Dans quelle mesure le droit français devra-t-il évoluer à sa suite et quelles pourraient être les conséquences, d’un point de vue pratique, de cette solution de la CEDH (notamment pour les parents d’un enfant handicapé et cet enfant après une erreur de diagnostic) ?

 Malheureusement, aucune évolution du droit français ne peut être espérée de cette décision. En effet, la CEDH n’a pas été convaincue par les arguments tirés de la violation des articles 6 § 1er et 8 de la Convention de sauvegarde des droits de l’homme et des libertés fondamentales. Cela signifie que l’enjeu du litige est limité à la question de l’application dans le temps de l’article L. 114-5 du code de l’action sociale et des familles issu de la loi du 4 mars 2002.

Seules les demandes indemnitaires d’enfants nés atteints d’un handicap non décelé avant la naissance avant le 5 mars 2002 sont donc concernées. Cela peut être le cas de familles, sans doute peu nombreuses, qui n’ont pas encore saisi un juge.

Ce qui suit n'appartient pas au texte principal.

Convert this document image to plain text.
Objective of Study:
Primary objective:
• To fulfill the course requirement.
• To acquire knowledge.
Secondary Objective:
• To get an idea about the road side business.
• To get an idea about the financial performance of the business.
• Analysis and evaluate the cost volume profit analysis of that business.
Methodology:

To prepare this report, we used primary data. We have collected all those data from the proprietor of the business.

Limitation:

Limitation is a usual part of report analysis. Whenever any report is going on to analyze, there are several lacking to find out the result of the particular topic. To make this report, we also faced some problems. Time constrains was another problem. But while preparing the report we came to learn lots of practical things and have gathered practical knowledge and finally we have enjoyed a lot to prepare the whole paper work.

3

Pour les autres, même en cas de faute caractérisée à l’origine d’une erreur de diagnostic du professionnel de santé ou d’une interversion des résultats par le laboratoire d’analyses médicales, aucune indemnisation de l’enfant handicapé ne peut plus être obtenue.

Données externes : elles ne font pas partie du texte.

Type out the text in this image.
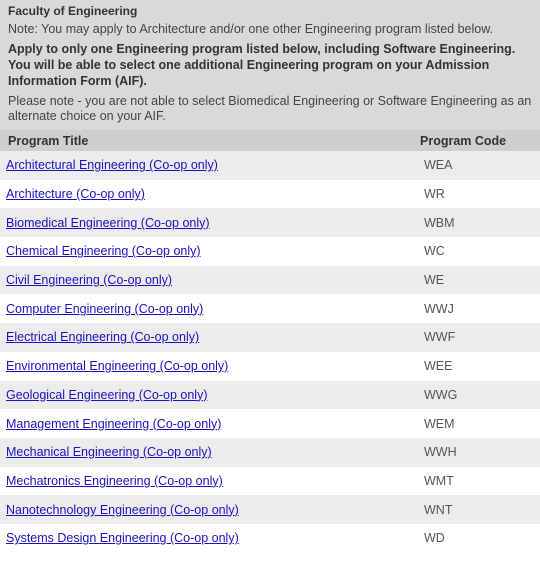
Faculty of Engineering
Note: You may apply to Architecture and/or one other Engineering program listed below.
Apply to only one Engineering program listed below, including Software Engineering. You will be able to select one additional Engineering program on your Admission Information Form (AIF).
Please note - you are not able to select Biomedical Engineering or Software Engineering as an alternate choice on your AIF.
Program Title	Program Code
Architectural Engineering (Co-op only)	WEA
Architecture (Co-op only)	WR
Biomedical Engineering (Co-op only)	WBM
Chemical Engineering (Co-op only)	WC
Civil Engineering (Co-op only)	WE
Computer Engineering (Co-op only)	WWJ
Electrical Engineering (Co-op only)	WWF
Environmental Engineering (Co-op only)	WEE
Geological Engineering (Co-op only)	WWG
Management Engineering (Co-op only)	WEM
Mechanical Engineering (Co-op only)	WWH
Mechatronics Engineering (Co-op only)	WMT
Nanotechnology Engineering (Co-op only)	WNT
Systems Design Engineering (Co-op only)	WD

Les parents qui ont la lourde charge de cet enfant, ne peuvent être indemnisés que de leur seul préjudice qui, selon les termes de la loi, « ne saurait inclure les charges particulières découlant, tout au long de la vie de l’enfant, de ce handicap ».

La voie de la réparation est donc très étroite même si certains juges du fond tentent une approche plus extensive en permettant aux parents d’être indemnisés de leurs préjudices professionnels (V. cependant CAA Lyon, 30 novembre 2021, n° 20LY00977 : Resp. civ. et assur. 2022, comm. 48, note S. Hocquet-Berg).